1. The plaintiff in S.C.S. No. 61 of 1945 on the file of the District Munsiff's Court, Kulitalai, applies to revise the order of the learned District Munsiff dismissing his suit brought for recovery of Rs. 209-8-0 from the respondent. The respondent borrowed from one Nallvangalammal a sum of Rs. 100 on 2nd May, 1940 and a sum of Rs. 90 on the 24th July, 1940 agreeing to pay the amounts with interest at six per cent. per annum. Nallvangalammal died and the plaintiff claimed to be her heir and though this fact was not admitted, it is not necessary any longer to deal with this objection because the plaintiff obtained a succession certificate in respect of the suit claim.
2. In the plaint it was alleged that those two loans were evidenced by two documents described as hand-letters. They were admittedly unstamped. It appears that before the trial stamp duty and penalty were levied by the Court on the footing that they were bonds.
3. The defendant admitted the execution of the two documents, but pleaded that in substitution of his liability under them he had executed a promissory note-on 29th April, 1944, and had made payments towards the promissory note and there was only a sum of Rs. 40 still payable for the principal of the loan and interest.
4. At the trial neither party let in any evidence.

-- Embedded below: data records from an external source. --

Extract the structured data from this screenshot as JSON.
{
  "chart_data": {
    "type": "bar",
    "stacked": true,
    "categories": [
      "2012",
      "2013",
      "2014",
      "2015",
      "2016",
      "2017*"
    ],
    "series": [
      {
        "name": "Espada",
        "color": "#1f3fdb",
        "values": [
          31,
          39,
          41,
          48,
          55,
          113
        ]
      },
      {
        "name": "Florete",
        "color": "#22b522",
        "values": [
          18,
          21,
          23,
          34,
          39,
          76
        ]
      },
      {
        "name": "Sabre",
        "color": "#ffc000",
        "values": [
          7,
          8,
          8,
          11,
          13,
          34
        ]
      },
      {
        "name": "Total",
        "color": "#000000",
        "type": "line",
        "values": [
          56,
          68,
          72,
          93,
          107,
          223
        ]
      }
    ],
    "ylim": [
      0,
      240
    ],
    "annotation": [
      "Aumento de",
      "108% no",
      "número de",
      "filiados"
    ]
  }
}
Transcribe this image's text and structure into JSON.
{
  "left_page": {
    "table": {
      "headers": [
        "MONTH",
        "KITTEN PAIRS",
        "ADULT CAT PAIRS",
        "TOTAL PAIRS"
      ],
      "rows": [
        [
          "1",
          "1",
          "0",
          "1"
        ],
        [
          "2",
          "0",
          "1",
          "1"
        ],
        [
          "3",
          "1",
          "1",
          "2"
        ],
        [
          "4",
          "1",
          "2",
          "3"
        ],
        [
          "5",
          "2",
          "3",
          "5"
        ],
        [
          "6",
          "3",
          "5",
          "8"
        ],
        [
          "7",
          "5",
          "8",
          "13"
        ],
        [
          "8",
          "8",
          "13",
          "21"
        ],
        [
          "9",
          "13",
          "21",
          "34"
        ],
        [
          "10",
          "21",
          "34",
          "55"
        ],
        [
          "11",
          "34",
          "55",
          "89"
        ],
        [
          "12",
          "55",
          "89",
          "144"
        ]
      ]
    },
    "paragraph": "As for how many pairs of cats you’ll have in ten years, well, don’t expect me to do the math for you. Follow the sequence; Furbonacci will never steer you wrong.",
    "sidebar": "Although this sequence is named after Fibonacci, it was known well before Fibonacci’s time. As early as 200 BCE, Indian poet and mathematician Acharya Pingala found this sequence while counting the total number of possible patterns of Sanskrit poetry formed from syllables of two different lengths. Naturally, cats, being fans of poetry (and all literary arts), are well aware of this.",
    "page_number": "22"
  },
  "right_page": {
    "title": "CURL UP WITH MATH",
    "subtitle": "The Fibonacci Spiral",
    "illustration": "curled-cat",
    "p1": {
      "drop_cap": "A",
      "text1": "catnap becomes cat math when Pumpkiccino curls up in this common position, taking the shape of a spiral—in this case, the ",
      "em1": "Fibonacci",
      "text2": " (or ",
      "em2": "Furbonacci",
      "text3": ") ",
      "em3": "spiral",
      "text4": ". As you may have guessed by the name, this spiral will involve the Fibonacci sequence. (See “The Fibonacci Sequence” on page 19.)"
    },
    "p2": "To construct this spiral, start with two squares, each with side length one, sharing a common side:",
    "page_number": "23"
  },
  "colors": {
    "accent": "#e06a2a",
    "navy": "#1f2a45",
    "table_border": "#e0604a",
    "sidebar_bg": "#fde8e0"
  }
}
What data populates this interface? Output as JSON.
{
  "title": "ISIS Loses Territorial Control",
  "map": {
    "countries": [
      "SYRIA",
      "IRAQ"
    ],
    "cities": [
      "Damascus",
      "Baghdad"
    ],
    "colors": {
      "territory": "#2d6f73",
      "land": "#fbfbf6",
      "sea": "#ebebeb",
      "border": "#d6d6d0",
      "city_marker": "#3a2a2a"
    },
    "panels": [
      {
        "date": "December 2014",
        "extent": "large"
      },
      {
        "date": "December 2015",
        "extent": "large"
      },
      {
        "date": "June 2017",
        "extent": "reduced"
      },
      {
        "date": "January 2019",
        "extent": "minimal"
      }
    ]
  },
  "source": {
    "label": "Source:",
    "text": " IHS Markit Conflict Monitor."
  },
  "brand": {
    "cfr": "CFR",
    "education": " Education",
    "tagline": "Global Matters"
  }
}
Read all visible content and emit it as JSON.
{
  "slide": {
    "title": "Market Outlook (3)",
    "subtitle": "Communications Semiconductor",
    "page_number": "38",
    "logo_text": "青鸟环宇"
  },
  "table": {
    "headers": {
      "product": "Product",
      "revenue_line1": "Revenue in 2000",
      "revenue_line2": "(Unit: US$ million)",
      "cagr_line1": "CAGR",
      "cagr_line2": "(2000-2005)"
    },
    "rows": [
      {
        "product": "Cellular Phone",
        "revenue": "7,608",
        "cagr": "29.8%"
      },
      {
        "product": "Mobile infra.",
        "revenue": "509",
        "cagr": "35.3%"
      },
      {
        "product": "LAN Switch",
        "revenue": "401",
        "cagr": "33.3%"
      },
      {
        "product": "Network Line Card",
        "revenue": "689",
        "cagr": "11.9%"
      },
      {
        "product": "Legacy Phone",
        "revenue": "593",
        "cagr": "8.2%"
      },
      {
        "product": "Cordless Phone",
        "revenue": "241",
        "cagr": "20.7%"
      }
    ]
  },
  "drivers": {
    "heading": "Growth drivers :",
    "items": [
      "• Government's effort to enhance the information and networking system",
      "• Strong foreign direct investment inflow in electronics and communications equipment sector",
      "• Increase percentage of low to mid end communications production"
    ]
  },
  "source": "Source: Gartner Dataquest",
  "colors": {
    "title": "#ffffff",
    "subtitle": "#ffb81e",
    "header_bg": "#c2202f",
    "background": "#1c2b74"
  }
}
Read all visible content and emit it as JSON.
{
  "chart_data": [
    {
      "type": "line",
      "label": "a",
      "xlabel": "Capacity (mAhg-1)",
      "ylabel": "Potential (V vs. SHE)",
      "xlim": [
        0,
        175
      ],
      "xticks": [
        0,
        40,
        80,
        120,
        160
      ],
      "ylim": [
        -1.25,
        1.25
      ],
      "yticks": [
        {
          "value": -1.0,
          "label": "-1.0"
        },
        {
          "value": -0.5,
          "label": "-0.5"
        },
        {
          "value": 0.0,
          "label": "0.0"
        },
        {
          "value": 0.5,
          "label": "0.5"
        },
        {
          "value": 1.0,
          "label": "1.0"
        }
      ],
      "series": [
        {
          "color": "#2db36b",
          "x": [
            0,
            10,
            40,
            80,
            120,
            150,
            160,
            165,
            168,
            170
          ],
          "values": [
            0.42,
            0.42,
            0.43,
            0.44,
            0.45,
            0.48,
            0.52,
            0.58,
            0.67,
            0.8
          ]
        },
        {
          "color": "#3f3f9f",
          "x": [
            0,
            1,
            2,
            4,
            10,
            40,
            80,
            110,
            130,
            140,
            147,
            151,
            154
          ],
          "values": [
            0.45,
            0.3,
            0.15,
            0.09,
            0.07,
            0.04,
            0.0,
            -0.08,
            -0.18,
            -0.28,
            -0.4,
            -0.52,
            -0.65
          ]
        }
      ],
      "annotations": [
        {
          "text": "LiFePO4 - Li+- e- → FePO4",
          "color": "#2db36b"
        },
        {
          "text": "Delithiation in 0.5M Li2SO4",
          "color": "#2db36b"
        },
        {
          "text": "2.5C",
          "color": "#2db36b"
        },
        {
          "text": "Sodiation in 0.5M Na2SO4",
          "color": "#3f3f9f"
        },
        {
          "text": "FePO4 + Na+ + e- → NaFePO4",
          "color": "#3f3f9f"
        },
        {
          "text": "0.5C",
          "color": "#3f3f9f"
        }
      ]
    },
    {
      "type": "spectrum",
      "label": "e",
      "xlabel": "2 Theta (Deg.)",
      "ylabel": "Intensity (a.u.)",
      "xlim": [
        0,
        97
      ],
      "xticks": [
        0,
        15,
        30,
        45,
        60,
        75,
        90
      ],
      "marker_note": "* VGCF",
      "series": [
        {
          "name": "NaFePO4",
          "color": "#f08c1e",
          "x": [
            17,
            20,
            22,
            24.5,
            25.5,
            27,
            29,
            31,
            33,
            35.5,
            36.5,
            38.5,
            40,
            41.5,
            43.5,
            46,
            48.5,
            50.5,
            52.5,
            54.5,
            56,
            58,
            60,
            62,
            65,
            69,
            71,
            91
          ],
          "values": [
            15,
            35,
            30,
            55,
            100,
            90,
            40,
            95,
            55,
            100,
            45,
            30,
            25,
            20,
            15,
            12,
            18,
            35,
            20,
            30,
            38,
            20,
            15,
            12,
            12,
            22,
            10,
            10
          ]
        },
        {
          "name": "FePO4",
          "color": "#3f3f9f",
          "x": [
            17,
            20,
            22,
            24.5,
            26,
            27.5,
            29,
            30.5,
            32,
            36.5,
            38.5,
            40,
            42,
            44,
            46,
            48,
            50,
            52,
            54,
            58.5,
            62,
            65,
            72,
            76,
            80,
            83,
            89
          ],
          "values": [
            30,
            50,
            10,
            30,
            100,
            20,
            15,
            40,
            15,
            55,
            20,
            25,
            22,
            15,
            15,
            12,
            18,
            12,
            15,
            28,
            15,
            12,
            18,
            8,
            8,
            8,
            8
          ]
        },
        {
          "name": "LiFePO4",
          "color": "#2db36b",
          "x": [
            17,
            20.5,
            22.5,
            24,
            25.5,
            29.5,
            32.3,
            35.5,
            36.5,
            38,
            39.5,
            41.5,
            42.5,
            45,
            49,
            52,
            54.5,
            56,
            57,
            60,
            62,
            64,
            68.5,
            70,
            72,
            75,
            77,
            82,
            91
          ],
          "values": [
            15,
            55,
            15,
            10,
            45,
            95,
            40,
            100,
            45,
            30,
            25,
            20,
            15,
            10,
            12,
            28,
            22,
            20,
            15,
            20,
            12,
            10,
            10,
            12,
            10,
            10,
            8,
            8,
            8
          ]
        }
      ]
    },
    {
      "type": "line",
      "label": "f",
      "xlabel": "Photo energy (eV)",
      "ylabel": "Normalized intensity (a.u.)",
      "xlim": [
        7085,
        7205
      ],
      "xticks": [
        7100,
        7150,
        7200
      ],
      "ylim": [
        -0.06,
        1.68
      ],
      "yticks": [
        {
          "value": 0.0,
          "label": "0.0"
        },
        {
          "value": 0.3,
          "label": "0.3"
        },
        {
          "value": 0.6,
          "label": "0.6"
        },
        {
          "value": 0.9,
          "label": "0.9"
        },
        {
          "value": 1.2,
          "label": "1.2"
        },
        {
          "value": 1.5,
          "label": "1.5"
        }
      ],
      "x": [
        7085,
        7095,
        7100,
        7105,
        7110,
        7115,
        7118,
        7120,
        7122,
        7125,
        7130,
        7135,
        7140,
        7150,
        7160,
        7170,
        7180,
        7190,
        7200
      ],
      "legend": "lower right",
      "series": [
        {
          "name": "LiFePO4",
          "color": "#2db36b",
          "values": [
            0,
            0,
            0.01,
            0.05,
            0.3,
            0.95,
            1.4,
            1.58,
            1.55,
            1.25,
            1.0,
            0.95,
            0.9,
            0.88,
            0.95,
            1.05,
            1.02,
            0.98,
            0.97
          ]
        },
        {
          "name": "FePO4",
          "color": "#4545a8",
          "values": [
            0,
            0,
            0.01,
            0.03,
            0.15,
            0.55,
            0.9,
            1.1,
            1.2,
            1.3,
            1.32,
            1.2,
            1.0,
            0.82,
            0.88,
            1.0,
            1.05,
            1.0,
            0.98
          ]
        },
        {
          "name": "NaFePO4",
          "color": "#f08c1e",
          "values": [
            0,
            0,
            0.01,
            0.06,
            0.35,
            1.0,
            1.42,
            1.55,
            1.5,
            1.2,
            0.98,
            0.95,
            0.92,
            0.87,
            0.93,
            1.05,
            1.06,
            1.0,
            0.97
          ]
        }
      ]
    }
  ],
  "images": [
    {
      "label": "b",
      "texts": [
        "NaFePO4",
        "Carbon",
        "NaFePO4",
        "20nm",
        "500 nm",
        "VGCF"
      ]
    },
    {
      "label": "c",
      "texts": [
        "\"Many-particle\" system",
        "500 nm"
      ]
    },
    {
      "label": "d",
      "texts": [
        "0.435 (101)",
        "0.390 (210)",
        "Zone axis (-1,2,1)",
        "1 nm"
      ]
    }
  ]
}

The defendant apparently gave up his plea in defence, the onus of establishing which certainly lay on him; but the defendant raised the contention that the suit was not sustainable on the two documents because they were inadmissible in evidence for any purpose as they were unstamped. The learned District Munsiff agreed with this contention and dismissed the suit.
5. It is not necessary for me to decide as to the exact nature of these two documents to determine whether they are admissible in evidence. Assuming that these two documents could not have been legally admitted in evidence, nevertheless it is contended for the petitioner by Mr. M.S. Vaidhyanatha Aiyar, and I agree with his contention, that as the defendant had admitted the execution of the documents and had only pleaded a substitution of liability by the execution of another promissory note and a partial discharge towards it, there was no necessity for the plaintiff to adduce proof of his claim by seeking to get the two documents admitted in evidence. In other words the plaintiff will be entitled to a decree on the failure of the defendant to make the pleas set up by him in defence. The contention of the petitioner is supported by the observations of Ananthakrishna Ayyar, J., in Alimane Sahiba v. Subbarayudu : AIR1932Mad693 with which I respectfully agree. The learned Judge therein points out after referring to the provisions of Section 58 of the Evidence Act that when the fact of an execution of a document is admitted it need not be proved and this would be so even when the document in question is not admissible on account of any provision of the Stamp Act.
6. I therefore set aside the decree of the learned District Munsiff dismissing the suit. There will be a decree in favour of the plaintiff for the amount claimed with costs. The petitioner will also be entitled to costs in this revision petition from the respondent.